Newly elected Georgia Democratic Sen. Raphael Warnock is in hot water this week after it was revealed that he signed onto a third-party email that contained blatantly false information about his state's new voting law.
What are the details?
The Washington Post reported on Monday that the progressive lawmaker, who was elected to the Senate in the state's Jan. 5 runoffs, "signed an email sent out by the advocacy group 3.14 Action after the law passed, which claimed it ended no-excuse mail voting and restricted early voting on the weekends" — both of which were early proposals that ultimately didn't make it into the law.
The outlet added that a spokesperson for the senator claimed Warnock signed off on the email days before the law was passed when the aforementioned provisions were still under consideration. But that claim is obfuscated by the fact that the email was sent several days after the bill became law.
According to Fox News, the email was sent on March 30, five days after Republican Gov. Brian Kemp signed the bill into law.
Either way, the imaging is bad, Hot Air noted in its coverage of the news.
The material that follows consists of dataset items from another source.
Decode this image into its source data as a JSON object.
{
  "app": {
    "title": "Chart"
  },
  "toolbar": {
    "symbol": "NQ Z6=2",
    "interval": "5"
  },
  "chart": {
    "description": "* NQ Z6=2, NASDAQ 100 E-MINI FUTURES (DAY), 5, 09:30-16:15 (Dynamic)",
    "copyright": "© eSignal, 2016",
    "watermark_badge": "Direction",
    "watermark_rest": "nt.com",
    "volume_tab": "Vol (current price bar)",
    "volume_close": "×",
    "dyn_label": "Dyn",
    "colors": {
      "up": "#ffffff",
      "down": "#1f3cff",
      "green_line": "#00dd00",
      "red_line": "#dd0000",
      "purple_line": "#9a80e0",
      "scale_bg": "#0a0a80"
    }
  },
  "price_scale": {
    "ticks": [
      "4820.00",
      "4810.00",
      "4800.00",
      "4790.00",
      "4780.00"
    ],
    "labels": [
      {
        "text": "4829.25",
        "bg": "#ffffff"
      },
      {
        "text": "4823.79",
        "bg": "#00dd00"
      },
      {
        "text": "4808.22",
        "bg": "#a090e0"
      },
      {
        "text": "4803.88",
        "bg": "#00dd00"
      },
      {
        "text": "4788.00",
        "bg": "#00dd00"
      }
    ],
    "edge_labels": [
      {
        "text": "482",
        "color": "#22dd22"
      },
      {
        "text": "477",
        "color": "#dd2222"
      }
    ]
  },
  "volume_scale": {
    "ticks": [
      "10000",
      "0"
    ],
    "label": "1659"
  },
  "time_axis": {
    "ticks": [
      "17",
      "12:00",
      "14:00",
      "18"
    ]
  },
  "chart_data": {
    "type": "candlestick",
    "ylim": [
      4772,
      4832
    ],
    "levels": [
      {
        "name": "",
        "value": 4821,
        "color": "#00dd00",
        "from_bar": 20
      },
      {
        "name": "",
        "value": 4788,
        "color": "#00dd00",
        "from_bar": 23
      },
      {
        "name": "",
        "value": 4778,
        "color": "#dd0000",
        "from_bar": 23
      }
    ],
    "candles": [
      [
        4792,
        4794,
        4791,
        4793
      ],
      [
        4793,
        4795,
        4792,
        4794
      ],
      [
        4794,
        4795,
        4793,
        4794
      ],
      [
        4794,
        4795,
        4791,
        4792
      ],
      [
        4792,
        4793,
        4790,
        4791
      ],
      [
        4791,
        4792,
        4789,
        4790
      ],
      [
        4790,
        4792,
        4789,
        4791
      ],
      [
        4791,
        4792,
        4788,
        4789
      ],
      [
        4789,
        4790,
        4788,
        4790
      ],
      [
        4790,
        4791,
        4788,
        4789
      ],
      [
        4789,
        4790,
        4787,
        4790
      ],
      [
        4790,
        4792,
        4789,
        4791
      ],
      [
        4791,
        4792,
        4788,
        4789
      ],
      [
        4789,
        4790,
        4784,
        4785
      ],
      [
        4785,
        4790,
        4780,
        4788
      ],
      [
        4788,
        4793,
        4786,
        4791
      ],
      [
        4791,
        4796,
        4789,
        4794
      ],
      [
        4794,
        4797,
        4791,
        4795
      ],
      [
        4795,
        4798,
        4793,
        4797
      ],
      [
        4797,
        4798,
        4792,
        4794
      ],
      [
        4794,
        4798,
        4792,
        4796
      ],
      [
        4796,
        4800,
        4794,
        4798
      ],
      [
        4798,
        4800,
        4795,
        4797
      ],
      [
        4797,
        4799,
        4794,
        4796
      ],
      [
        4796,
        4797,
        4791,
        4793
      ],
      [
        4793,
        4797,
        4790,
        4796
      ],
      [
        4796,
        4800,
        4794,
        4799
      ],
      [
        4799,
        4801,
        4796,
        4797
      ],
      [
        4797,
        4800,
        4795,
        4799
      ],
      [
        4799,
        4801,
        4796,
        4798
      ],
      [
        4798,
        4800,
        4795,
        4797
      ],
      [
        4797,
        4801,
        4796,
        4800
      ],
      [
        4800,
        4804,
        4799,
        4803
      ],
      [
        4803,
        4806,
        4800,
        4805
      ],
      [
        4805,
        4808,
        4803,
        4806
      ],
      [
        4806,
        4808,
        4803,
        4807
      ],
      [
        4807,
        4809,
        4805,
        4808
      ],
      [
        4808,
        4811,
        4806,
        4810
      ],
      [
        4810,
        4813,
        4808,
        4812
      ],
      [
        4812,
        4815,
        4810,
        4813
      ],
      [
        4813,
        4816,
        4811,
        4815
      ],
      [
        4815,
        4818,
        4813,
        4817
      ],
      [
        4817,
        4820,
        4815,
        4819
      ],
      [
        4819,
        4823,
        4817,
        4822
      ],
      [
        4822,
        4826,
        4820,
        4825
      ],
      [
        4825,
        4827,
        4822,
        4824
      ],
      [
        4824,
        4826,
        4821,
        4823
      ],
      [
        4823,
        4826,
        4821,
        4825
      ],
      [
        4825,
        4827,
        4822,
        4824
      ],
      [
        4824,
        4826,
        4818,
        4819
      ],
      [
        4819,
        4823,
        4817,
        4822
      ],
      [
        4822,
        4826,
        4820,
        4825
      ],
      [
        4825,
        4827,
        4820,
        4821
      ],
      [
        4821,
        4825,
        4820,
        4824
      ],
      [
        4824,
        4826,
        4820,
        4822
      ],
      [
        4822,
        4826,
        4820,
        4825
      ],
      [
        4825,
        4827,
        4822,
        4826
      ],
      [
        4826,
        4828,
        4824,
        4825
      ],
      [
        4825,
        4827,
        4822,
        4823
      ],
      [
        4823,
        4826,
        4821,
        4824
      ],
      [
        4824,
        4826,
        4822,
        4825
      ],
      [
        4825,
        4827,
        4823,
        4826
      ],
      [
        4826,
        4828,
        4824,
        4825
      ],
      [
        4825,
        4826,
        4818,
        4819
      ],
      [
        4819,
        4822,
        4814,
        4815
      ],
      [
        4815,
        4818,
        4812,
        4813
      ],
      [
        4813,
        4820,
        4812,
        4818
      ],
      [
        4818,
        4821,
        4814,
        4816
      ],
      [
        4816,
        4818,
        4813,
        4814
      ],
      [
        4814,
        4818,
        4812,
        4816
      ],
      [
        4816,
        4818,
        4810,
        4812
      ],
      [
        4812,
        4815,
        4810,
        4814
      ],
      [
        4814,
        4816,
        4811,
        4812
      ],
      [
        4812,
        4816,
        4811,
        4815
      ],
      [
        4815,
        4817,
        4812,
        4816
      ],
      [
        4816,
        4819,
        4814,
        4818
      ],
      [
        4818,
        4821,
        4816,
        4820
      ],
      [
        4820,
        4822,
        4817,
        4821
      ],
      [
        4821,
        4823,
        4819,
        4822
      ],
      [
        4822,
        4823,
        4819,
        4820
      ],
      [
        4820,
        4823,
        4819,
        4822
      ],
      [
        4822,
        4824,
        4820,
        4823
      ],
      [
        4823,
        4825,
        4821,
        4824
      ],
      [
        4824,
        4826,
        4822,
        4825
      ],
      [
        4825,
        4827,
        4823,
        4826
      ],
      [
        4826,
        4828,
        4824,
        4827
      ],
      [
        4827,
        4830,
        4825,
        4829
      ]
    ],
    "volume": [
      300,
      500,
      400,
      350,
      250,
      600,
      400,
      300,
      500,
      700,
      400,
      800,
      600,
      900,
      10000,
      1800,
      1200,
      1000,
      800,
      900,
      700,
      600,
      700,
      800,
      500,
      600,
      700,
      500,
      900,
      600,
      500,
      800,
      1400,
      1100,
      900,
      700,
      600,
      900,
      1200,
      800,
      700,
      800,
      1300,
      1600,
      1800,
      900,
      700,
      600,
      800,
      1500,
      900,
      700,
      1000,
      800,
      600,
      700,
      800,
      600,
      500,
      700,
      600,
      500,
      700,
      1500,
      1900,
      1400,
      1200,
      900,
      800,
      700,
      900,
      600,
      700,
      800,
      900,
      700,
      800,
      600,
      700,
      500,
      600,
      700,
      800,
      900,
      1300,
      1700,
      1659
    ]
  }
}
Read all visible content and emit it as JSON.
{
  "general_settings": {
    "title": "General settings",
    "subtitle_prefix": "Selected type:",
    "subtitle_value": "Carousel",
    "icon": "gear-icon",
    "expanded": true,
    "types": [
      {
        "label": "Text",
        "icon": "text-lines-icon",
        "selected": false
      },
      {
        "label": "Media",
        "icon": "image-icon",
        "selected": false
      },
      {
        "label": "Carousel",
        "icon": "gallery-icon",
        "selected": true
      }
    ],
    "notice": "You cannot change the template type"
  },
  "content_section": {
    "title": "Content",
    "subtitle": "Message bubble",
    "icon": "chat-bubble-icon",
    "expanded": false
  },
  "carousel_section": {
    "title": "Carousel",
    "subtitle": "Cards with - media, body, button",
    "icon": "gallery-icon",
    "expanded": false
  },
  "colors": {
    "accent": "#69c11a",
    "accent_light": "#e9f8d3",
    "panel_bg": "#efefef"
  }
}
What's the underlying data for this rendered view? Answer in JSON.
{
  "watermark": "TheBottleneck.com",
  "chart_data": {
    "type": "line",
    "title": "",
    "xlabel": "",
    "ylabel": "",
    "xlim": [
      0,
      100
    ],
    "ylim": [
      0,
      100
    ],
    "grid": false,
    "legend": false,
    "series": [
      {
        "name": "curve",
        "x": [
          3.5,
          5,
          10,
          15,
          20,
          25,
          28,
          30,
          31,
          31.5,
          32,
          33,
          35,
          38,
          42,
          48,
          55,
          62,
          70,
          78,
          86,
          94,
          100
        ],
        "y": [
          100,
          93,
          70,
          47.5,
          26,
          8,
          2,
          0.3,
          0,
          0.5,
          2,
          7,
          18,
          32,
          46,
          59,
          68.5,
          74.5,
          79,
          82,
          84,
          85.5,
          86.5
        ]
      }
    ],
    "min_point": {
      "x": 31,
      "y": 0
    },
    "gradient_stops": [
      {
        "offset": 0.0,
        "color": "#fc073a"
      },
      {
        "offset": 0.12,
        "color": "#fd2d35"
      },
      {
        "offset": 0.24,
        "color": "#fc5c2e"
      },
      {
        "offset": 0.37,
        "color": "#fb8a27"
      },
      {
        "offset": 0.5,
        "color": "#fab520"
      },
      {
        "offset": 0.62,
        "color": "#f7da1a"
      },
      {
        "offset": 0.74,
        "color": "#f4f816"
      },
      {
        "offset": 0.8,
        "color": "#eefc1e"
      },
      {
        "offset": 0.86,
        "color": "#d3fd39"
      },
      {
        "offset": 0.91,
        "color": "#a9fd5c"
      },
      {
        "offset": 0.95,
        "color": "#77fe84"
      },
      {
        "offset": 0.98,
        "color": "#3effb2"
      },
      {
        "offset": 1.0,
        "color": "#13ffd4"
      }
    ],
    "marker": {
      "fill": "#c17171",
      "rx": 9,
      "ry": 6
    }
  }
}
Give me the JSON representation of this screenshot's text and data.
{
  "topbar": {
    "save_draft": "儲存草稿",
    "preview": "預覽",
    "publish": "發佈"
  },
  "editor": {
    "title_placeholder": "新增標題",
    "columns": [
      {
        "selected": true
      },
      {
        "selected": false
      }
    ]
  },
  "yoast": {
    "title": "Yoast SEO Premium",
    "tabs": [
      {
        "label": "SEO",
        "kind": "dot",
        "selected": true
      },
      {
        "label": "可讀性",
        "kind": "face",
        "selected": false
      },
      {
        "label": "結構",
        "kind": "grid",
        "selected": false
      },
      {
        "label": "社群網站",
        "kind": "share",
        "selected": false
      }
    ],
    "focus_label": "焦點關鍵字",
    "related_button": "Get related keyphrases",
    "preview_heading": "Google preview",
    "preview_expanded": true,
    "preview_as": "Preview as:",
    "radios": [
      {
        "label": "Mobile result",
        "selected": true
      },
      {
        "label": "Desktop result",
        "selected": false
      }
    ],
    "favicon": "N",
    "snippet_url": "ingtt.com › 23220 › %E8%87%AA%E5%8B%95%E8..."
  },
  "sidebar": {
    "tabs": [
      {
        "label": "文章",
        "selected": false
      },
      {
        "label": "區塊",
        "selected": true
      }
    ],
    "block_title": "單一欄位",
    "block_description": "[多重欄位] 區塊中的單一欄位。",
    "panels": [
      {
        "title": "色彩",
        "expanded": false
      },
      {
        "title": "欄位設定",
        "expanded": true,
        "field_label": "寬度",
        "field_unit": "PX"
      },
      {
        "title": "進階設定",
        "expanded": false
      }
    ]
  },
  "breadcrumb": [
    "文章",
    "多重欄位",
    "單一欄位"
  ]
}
"Which possibility is worse?" the outlet asked. "That Warnock knew an activist group's email which he endorsed was full of lies and endorsed it anyway because it was effective propaganda for his cause? Or that the substance of Georgia's law is so irrelevant to prefab Democratic demagoguery about 'Jim Crow 2.0' that Warnock just didn't care if the email was accurate or not?"'
What's the background?
The law — which aims to further secure state elections by requiring a photo ID for mail-in ballots and actually expands early voting hours — has been the subject of fierce scrutiny and numerous false attacks by Democratic politicians and media organizations since its introduction in the state legislature.
Last month, President Joe Biden earned "Four Pinocchios" from Washington Post fact-checker Glenn Kessler for twice repeating a lie that the law "ends voting hours early so working people can't cast their vote." The president's statement was a complete reversal of the truth, which is that the law expands voting hours and days for early voting.
Biden has also on several occasions chosen to characterize the law as the "new Jim Crow" and earlier this month backed calls demanding that Major League Baseball move its All-Star Game out of the state.
Warnock would later frame the MLB's decision as an "unfortunate" consequence of Republicans' decision to move forward on the voting law.
"It is my hope that businesses, athletes, and entertainers can protest this law not by leaving Georgia but by coming here and fighting voter suppression head on, and hand-in-hand with the community," he said in a statement.
Several major businesses, such as Coca-Cola and Delta Air Lines, have openly criticized the law following Democrats' smear campaign against it. Biden last week warned Republicans in Georgia and elsewhere to "smarten up" or else lose more business over similar legislation.